Milano: “Non ho nessun dubbio di riuscire“ a portare a termine il mandato del governo nel 2013. Lo ha ribadito Silvio Berlusconi in un’intervista al quotidiano francese Le Figaro nel quale non ha mancato di rivendicare i numerosi successi del Governo. Dopo il terremoto dell’Aquila, “in tempi record, abbiamo soccorso 65mila sinistrati e ricostruito una città intera per coloro che avevano perso la casa“. “Abbiamo anche ricostruito tutte le scuole distrutte e fatto in modo che alla ripresa dell’anno scolastico 2009, tutti gli alunni e gli studenti potessero riprendere le lezioni“.
Passando all’economia, Berlusconi si è detto chiaramente ottimista: “ho incontrato 150 capi d’azienda, nemmeno uno è stato pessimista. Tutti pensano che la crisi sia alle nostre spalle“. Per il presidente del Consiglio, i due principali problemi che l’Italia si trova ad affrontare sono il debito pubblico superiore al Pil ereditato dai precedenti governi e l’assenza del nucleare: “Ecologisti e comunisti hanno impedito al Paese di dotarsi del nucleare. Ciò comporta un costo del 30% in più per la nostra produzione“.
Sul prossimo vertice G8 in programma a Nizza nel 2011: “sono pronto a lavorare con il presidente Sarkozy con tutta la mia esperienza, avendo io stesso presieduto il vertice per tre volte. Mi aspetto una gestione solida che sappia combinare le esigenze crescenti di coordinamento tra il G8 e il G20“. “Il G8 deve conservare tutta la sua validità , soprattutto in quanto organo di gestione politica. Il mio desiderio è che si possa avere un rapporto il più stretto possibile tra Parigi e Roma. È anche importante che le iniziative prese dal G8 e G20 trovino una prosecuzione naturale in risoluzioni formali delle Nazioni Unite“.
Nel colloquio con Le Figaro, il premier si è soffermato sui principali temi internazionali. “Spero che le sanzioni contro l’Iran inducano gli iraniani a tornare al tavolo dei negoziati (sul nucleare, ndr) altrimenti dovranno essere rinforzate“ ha osservato Berlusconi aggiungendo: “le sanzioni hanno un alto costo per le nostre aziende come pure per Teheran: noi speriamo che possano incoraggiare gli iraniani a tornare al tavolo dei negoziati il più presto possibile. Se tuttavia l’Iran decidesse di andare avanti con il suo programma nucleare senza la necessaria trasparenza, le sanzioni dovranno essere rafforzate. Non c’è dubbio“. “Italia e Francia hanno lavorato assieme nei mesi passati per promuovere le sanzioni europee tese al rafforzamento di quelle decise dall’Onu.

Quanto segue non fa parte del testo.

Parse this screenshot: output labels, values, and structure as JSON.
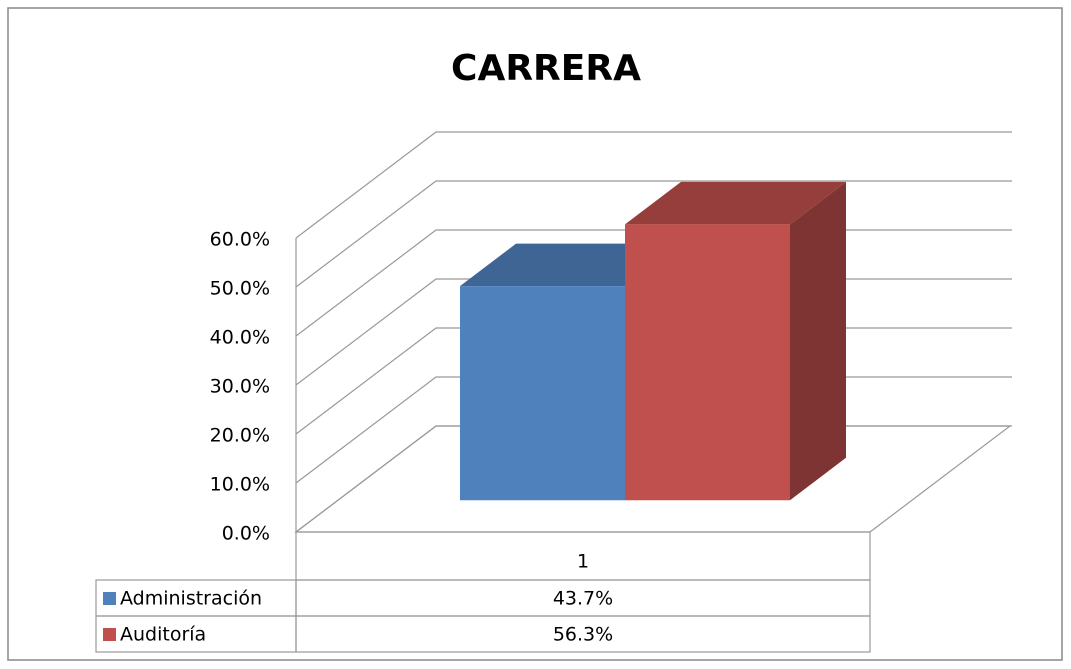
{
  "chart_data": {
    "type": "bar3d",
    "title": "CARRERA",
    "categories": [
      "1"
    ],
    "series": [
      {
        "name": "Administración",
        "color": "#4f81bd",
        "values": [
          43.7
        ],
        "value_labels": [
          "43.7%"
        ]
      },
      {
        "name": "Auditoría",
        "color": "#c0504d",
        "values": [
          56.3
        ],
        "value_labels": [
          "56.3%"
        ]
      }
    ],
    "ylim": [
      0,
      60
    ],
    "yticks": [
      {
        "value": 0,
        "label": "0.0%"
      },
      {
        "value": 10,
        "label": "10.0%"
      },
      {
        "value": 20,
        "label": "20.0%"
      },
      {
        "value": 30,
        "label": "30.0%"
      },
      {
        "value": 40,
        "label": "40.0%"
      },
      {
        "value": 50,
        "label": "50.0%"
      },
      {
        "value": 60,
        "label": "60.0%"
      }
    ],
    "grid": true
  }
}
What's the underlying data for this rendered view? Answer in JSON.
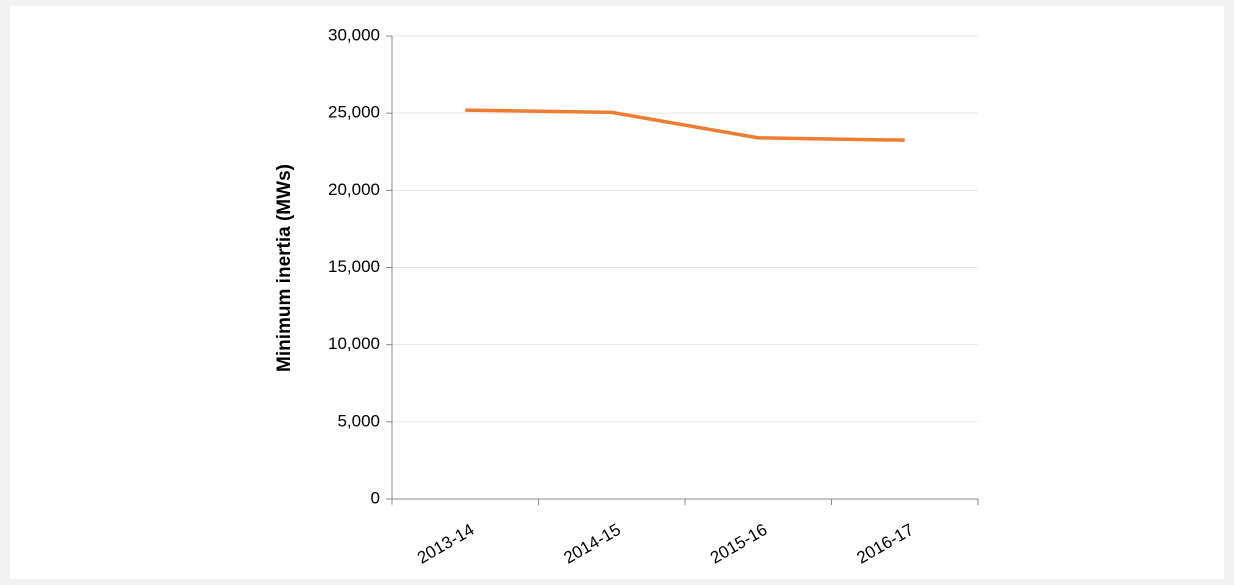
{
  "chart_data": {
    "type": "line",
    "y_label": "Minimum inertia (MWs)",
    "categories": [
      "2013-14",
      "2014-15",
      "2015-16",
      "2016-17"
    ],
    "series": [
      {
        "name": "Minimum inertia",
        "color": "#ed7d31",
        "values": [
          25200,
          25050,
          23400,
          23250
        ]
      }
    ],
    "ylim": [
      0,
      30000
    ],
    "yticks": [
      0,
      {
        "value": 5000,
        "label": "5,000"
      },
      {
        "value": 10000,
        "label": "10,000"
      },
      {
        "value": 15000,
        "label": "15,000"
      },
      {
        "value": 20000,
        "label": "20,000"
      },
      {
        "value": 25000,
        "label": "25,000"
      },
      {
        "value": 30000,
        "label": "30,000"
      }
    ],
    "grid": true
  }
}
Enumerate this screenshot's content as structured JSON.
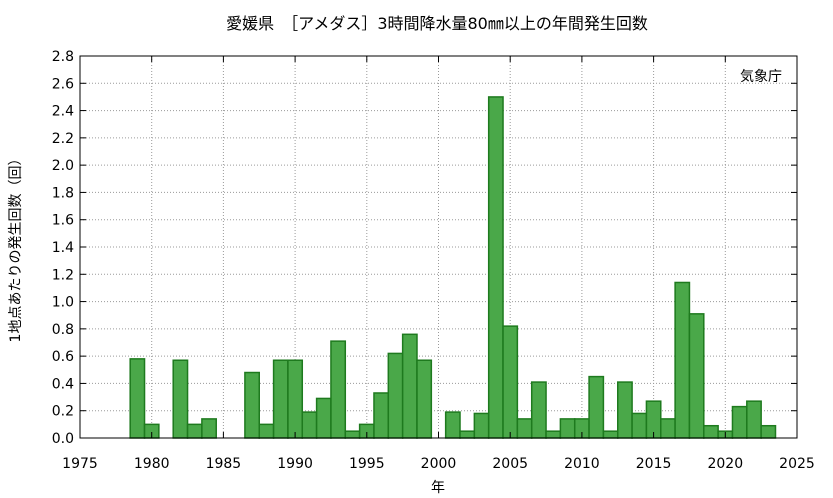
{
  "chart_data": {
    "type": "bar",
    "title": "愛媛県　［アメダス］3時間降水量80㎜以上の年間発生回数",
    "xlabel": "年",
    "ylabel": "1地点あたりの発生回数（回）",
    "source_note": "気象庁",
    "xlim": [
      1975,
      2025
    ],
    "ylim": [
      0,
      2.8
    ],
    "x_ticks": [
      1975,
      1980,
      1985,
      1990,
      1995,
      2000,
      2005,
      2010,
      2015,
      2020,
      2025
    ],
    "y_ticks": [
      0.0,
      0.2,
      0.4,
      0.6,
      0.8,
      1.0,
      1.2,
      1.4,
      1.6,
      1.8,
      2.0,
      2.2,
      2.4,
      2.6,
      2.8
    ],
    "grid": true,
    "bar_color": "#4aa849",
    "bar_edge_color": "#1e7a1e",
    "x": [
      1976,
      1977,
      1978,
      1979,
      1980,
      1981,
      1982,
      1983,
      1984,
      1985,
      1986,
      1987,
      1988,
      1989,
      1990,
      1991,
      1992,
      1993,
      1994,
      1995,
      1996,
      1997,
      1998,
      1999,
      2000,
      2001,
      2002,
      2003,
      2004,
      2005,
      2006,
      2007,
      2008,
      2009,
      2010,
      2011,
      2012,
      2013,
      2014,
      2015,
      2016,
      2017,
      2018,
      2019,
      2020,
      2021,
      2022,
      2023
    ],
    "values": [
      0,
      0,
      0,
      0.58,
      0.1,
      0,
      0.57,
      0.1,
      0.14,
      0,
      0,
      0.48,
      0.1,
      0.57,
      0.57,
      0.19,
      0.29,
      0.71,
      0.05,
      0.1,
      0.33,
      0.62,
      0.76,
      0.57,
      0,
      0.19,
      0.05,
      0.18,
      2.5,
      0.82,
      0.14,
      0.41,
      0.05,
      0.14,
      0.14,
      0.45,
      0.05,
      0.41,
      0.18,
      0.27,
      0.14,
      1.14,
      0.91,
      0.09,
      0.05,
      0.23,
      0.27,
      0.09
    ]
  }
}
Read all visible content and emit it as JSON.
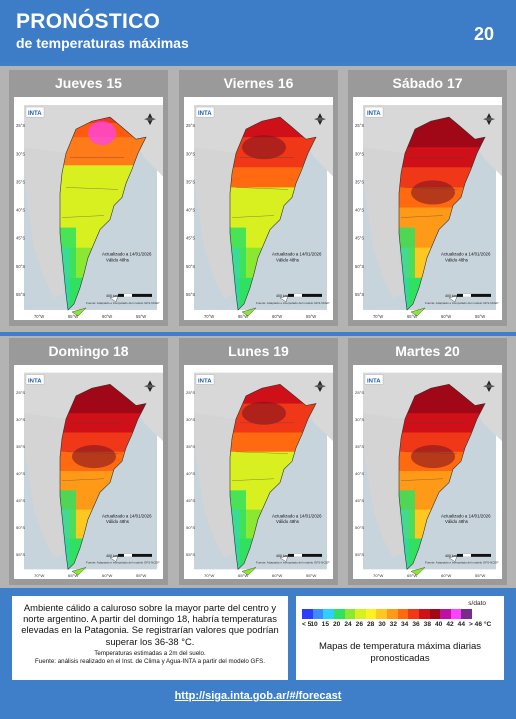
{
  "header": {
    "title": "PRONÓSTICO",
    "subtitle": "de temperaturas máximas",
    "page_number": "20"
  },
  "map_text": {
    "logo": "INTA",
    "updated": "Actualizado a 14/01/2026",
    "valid": "Válido 48hs",
    "scale": "400 km",
    "source": "Fuente: Adaptado e interpolado del modelo GFS-NCEP",
    "lat_labels": [
      "25°S",
      "30°S",
      "35°S",
      "40°S",
      "45°S",
      "50°S",
      "55°S"
    ],
    "lon_labels": [
      "70°W",
      "65°W",
      "60°W",
      "55°W"
    ]
  },
  "maps": [
    {
      "day": "Jueves 15",
      "intensity": 1
    },
    {
      "day": "Viernes 16",
      "intensity": 2
    },
    {
      "day": "Sábado 17",
      "intensity": 3
    },
    {
      "day": "Domingo 18",
      "intensity": 3
    },
    {
      "day": "Lunes 19",
      "intensity": 2
    },
    {
      "day": "Martes 20",
      "intensity": 3
    }
  ],
  "info": {
    "text": "Ambiente cálido a caluroso sobre la mayor parte del centro y norte argentino. A partir del domingo 18, habría temperaturas elevadas en la Patagonia. Se registrarían valores que podrían superar los 36-38 °C.",
    "note": "Temperaturas estimadas a 2m del suelo.",
    "source": "Fuente: análisis realizado en el Inst. de Clima y Agua-INTA a partir del modelo GFS."
  },
  "legend": {
    "no_data": "s/dato",
    "colors": [
      "#2e3cff",
      "#3a8cff",
      "#2ed0ff",
      "#30e060",
      "#8be830",
      "#d8f020",
      "#fff020",
      "#ffc820",
      "#ff9a18",
      "#ff6a10",
      "#f03818",
      "#d01018",
      "#a00818",
      "#c010a0",
      "#ff40ff",
      "#7a2a8a"
    ],
    "ticks": [
      "< 5",
      "10",
      "15",
      "20",
      "24",
      "26",
      "28",
      "30",
      "32",
      "34",
      "36",
      "38",
      "40",
      "42",
      "44",
      "> 46 °C"
    ],
    "caption": "Mapas de temperatura máxima diarias pronosticadas"
  },
  "footer": {
    "url": "http://siga.inta.gob.ar/#/forecast"
  }
}
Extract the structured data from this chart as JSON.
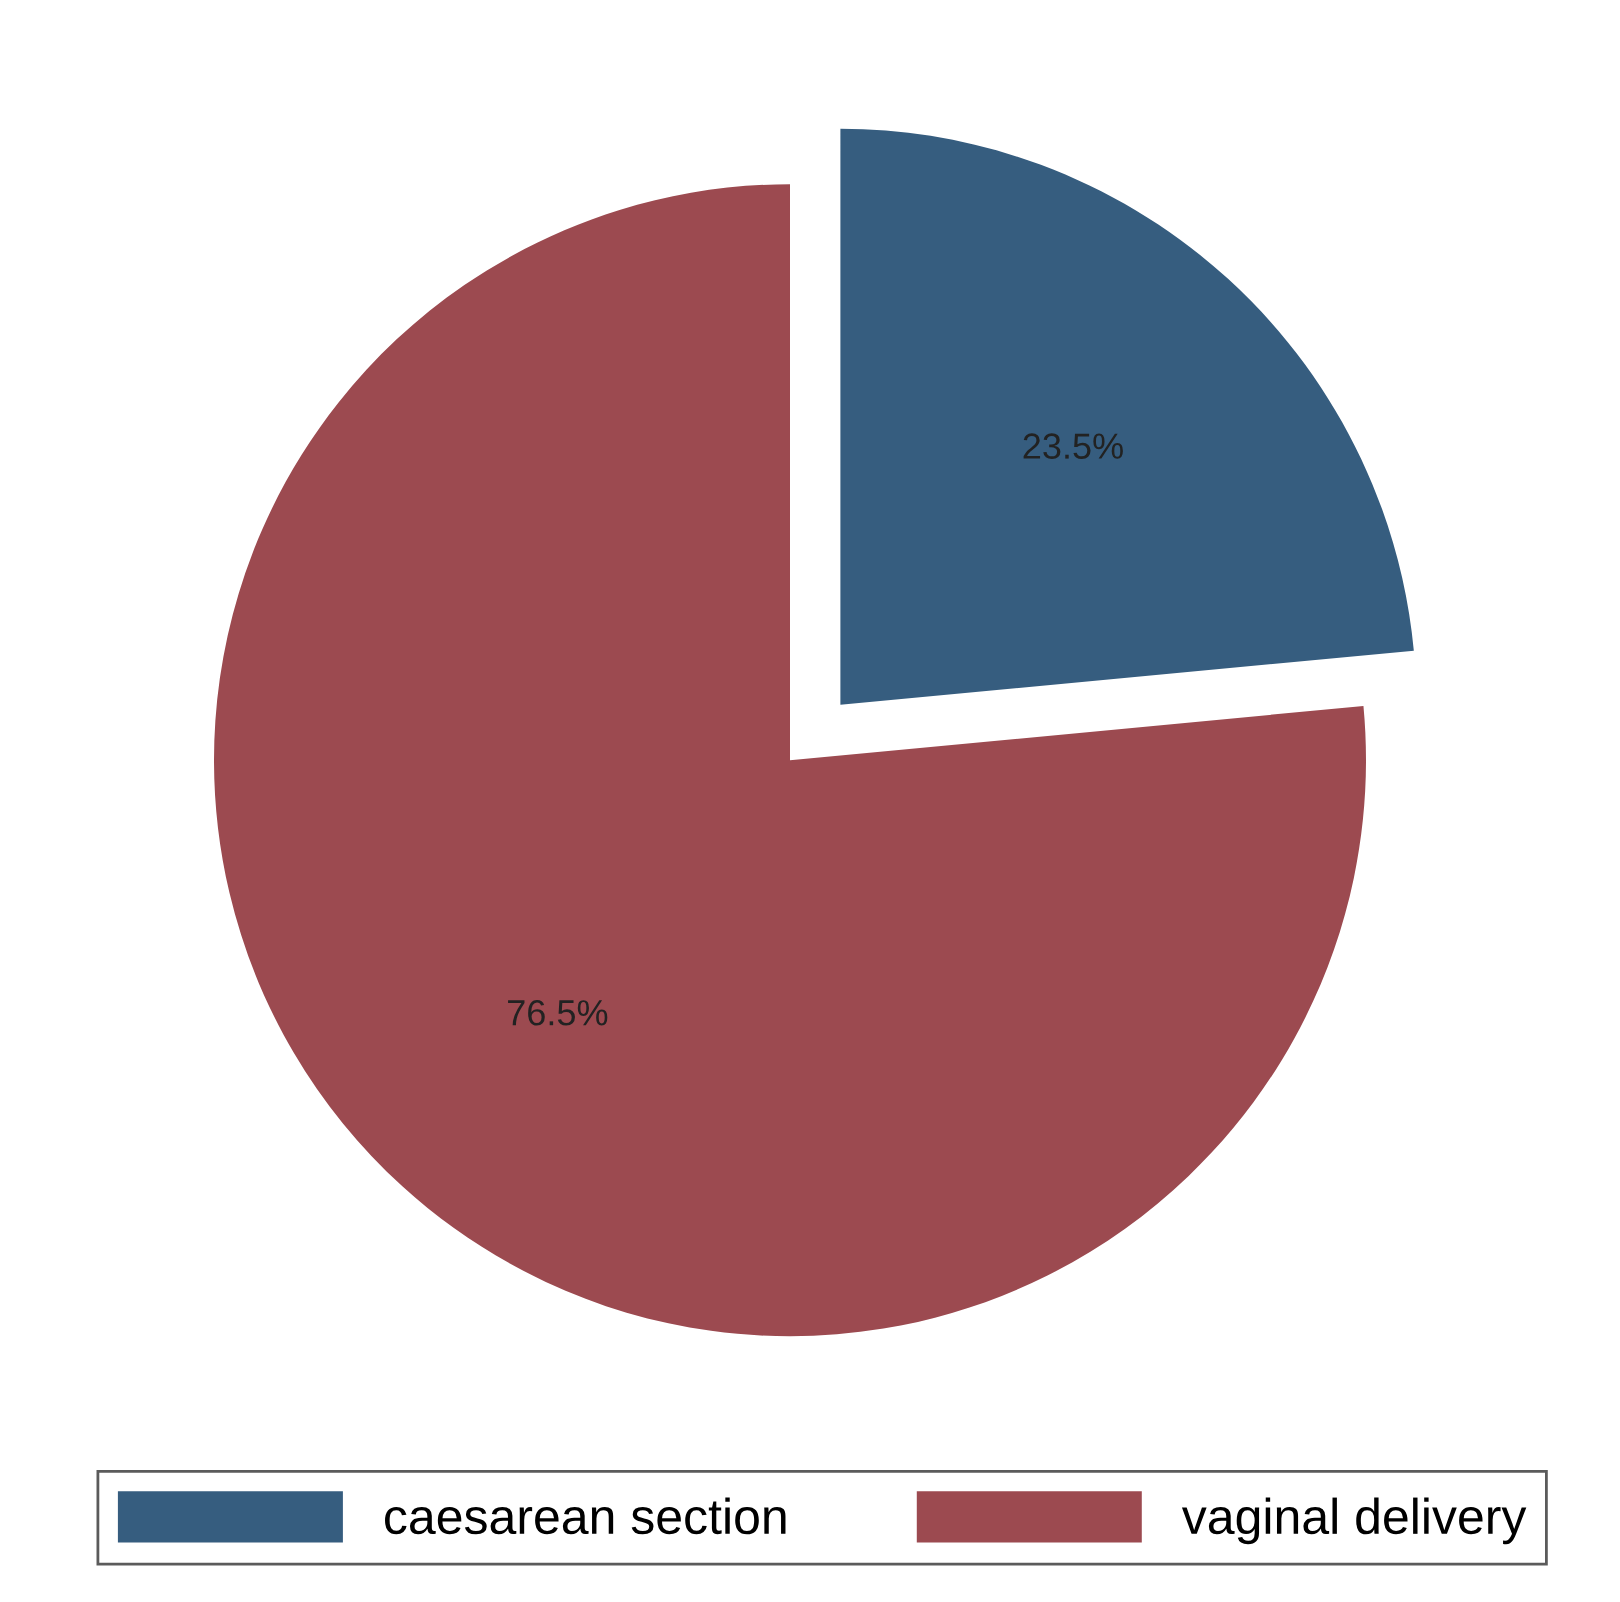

È importante che l’esempio europeo sia seguito da altri, come la Cina, l’India e i Paesi del Golfo che mantengono stretti rapporti economici con Teheran“. Per il presidente del Consiglio italiano, inoltre, anche i diritti umani hanno un peso nei rapporti con l’Iran e il loro rispetto “è essenziale per creare un clima di fiducia reciproca“. “Abbiamo apprezzato la decisione di sospendere la condanna a morte di Sakineh. In Italia e Francia è nata una forte mobilitazione popolare in favore della donna. Speriamo che la sospensione sia definitiva“.
Capitolo immigrazione e sicurezza. “Speriamo " ha detto Berlusconi- che la convergenza italofrancese aiuti a scuotere l’Europea e ad affrontare il problema (dei rom e dell’immigrazione) con politiche comuni, L’Italia è particolarmente esposta per via delle sue coste“.
Rimanendo in tema, il premier ha rilevato che la commissaria europea Viviane Reding “avrebbe fatto meglio a trattare l’argomento in privato con i dirigenti francesi, prima di esprimersi pubblicamente come ha fatto“.